It begins with a boy. Theo Decker, a thirteen-year-old New Yorker, miraculously survives an accident that kills his mother. Abandoned by his father, Theo is taken in by the family of a wealthy friend. Bewildered by his strange new home on Park Avenue, disturbed by schoolmates who don’t know how to talk to him, and tormented above all by his unbearable longing for his mother, he clings to one thing that reminds him of her: a small, mysteriously captivating painting that ultimately draws Theo into the underworld of art.
As an adult, Theo moves silkily between the drawing rooms of the rich and the dusty labyrinth of an antiques store where he works. He is alienated and in love-and at the center of a narrowing, ever more dangerous circle.
The Goldfinch is a novel of shocking narrative energy and power. It combines unforgettably vivid characters, mesmerizing language, and breathtaking suspense, while plumbing with a philosopher’s calm the deepest mysteries of love, identity, and art. It is a beautiful, stay-up-all-night and tell-all-your-friends triumph, an old-fashioned story of loss and obsession, survival and self-invention, and the ruthless machinations of fate.
Review:
The Goldfinch is my favorite type of book—grappling with the Big Questions behind the curtain, telling a once-in-a-lifetime kind of story on stage. It’s epic, 771 pages to adore and to swaddle, to contemplate and to doubt, to believe and to not-believe.
It starts with a 13-year-old boy having his world destroyed and stealing a painting, the eponymous “Goldfinch,” that just might one day be able to rebuild his world. We follow this boy, Theo, on a decades-long odyssey of self-loathing and guilt and loss. He goes from New York to Las Vegas to Amsterdam, crossing paths with the most charming, surprising characters. Boris, a Russian druggie who befriends Theo in Vegas, is my favorite. His dialogue—though all the dialogue really—is brilliant, mimicking real speech through the most clever punctuation use and filler words. Characters and plots weave in and out, forgotten and abandoned for hundreds of pages, but despite its meandering, never for one moment does the book feel slow or directionless. It thrums forward with realism and excitement.

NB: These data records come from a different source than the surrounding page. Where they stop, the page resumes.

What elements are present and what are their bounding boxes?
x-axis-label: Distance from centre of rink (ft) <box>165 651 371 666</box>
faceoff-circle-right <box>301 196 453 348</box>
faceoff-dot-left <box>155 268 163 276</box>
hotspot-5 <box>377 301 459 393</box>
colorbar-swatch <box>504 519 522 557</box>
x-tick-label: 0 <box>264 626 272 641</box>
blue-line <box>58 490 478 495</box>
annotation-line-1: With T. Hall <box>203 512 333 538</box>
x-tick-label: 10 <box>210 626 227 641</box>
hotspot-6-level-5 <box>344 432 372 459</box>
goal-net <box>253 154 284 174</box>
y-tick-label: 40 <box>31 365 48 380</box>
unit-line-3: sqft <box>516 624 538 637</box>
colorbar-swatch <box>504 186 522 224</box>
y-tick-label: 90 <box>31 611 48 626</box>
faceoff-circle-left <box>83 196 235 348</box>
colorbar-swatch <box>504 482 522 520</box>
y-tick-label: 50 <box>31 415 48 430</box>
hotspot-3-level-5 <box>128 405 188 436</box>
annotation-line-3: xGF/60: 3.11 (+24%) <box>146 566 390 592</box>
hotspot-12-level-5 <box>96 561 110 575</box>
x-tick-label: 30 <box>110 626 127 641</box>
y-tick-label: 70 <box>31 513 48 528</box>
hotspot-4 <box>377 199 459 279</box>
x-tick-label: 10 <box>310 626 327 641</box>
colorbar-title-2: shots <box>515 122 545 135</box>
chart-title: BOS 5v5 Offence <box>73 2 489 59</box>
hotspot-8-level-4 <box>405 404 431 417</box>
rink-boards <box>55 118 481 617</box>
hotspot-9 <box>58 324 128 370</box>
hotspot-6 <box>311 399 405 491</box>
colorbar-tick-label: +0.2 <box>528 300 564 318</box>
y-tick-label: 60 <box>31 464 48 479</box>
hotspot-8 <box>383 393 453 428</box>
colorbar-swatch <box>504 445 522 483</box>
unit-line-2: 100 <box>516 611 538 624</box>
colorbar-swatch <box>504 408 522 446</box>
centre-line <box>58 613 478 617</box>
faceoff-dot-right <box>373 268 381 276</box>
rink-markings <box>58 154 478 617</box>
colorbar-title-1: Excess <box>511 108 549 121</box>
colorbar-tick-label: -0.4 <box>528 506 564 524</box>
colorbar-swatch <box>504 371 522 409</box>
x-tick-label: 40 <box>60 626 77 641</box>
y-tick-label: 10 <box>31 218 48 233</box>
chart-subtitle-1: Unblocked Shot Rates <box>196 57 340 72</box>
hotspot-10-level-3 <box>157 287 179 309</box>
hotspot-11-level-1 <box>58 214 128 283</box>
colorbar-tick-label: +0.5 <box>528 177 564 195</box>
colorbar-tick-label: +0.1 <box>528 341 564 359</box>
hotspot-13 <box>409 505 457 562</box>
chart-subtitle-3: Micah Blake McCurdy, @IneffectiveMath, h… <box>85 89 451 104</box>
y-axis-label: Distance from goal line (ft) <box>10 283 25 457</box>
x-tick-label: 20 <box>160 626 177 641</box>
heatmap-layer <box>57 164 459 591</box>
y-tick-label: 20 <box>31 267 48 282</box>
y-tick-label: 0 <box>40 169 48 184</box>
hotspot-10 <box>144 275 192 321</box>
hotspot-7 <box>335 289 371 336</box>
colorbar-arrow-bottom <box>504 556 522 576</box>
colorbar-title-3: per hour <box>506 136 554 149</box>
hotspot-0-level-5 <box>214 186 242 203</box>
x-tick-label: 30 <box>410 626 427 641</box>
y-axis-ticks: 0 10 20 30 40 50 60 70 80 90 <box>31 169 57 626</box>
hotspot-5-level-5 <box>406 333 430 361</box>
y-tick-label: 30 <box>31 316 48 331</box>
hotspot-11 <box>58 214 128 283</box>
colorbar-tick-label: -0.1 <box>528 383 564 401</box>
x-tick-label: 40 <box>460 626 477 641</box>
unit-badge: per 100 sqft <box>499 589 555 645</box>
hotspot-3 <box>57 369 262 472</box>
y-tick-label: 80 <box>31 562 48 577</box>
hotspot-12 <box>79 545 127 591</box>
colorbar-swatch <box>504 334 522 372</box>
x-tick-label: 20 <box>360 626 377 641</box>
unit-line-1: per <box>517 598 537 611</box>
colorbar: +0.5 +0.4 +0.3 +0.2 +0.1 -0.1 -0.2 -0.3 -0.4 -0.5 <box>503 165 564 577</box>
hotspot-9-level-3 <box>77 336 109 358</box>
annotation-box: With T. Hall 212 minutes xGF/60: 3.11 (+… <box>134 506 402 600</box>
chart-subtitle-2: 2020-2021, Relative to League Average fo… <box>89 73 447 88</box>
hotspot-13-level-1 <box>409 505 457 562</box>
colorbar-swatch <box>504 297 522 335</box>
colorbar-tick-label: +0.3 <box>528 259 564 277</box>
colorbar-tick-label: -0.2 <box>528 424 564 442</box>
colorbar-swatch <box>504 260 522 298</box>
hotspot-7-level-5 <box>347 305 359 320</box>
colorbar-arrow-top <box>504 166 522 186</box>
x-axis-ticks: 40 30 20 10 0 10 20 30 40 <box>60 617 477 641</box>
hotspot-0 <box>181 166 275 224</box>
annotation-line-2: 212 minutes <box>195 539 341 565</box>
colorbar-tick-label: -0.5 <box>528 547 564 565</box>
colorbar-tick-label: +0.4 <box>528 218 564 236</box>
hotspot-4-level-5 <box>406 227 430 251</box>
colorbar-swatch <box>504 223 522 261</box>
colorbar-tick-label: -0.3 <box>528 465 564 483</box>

Tartt talks a lot about what makes art meaningful. The same way she asks what a painting can mean to someone, she inspired me to ask what literature means to me. And so I think the best stories are born in time or out of it. The greats are either ruthlessly part and parcel of the era in which they were written (To Kill a Mockingbird, The Great Gatsby) or undated, belonging to everyone who came before they were written and everyone who comes after. The Goldfinch falls to the latter category: it’s absolutely timeless, about the questions we ask again and again, but never reductive.
How should we live our lives when they are meaningless and cruel, and random fate can strike us down at any moment? Once we’re old and battered enough to realize and accept this lack of meaning, what can we do? Go on quietly? Be destroyed by it? Or do we say screw it and decide to make our meaning?
For the bulk of the novel, these questions hum beneath the surface, omnipresent but addressed rarely and only with averted eyes. But at the masterful end, Tartt not only gives us a bloody action finale but pushes us toward answers that hovered there all along, in sight but out of reach. Theo’s ultimate ruminations are like a gospel, a message on how to live in an age where the old rules have been discovered as false, discarded but not yet replaced. I died a few deaths between these covers only to be saved every time by Theo, and behind him, Donna Tartt, a careful author, omnipotent in her awareness that her novel has no meaning beyond what she can try to say and her readers can try to grasp. Meaning is neither objective nor infinite. But it can endure for some time and it can find some people, and by it, these people will be momentarily, miraculously, saved. Sort of like I was, at 11pm last night, 750 pages deep, close to the end of The Goldfinch but not ready to close it.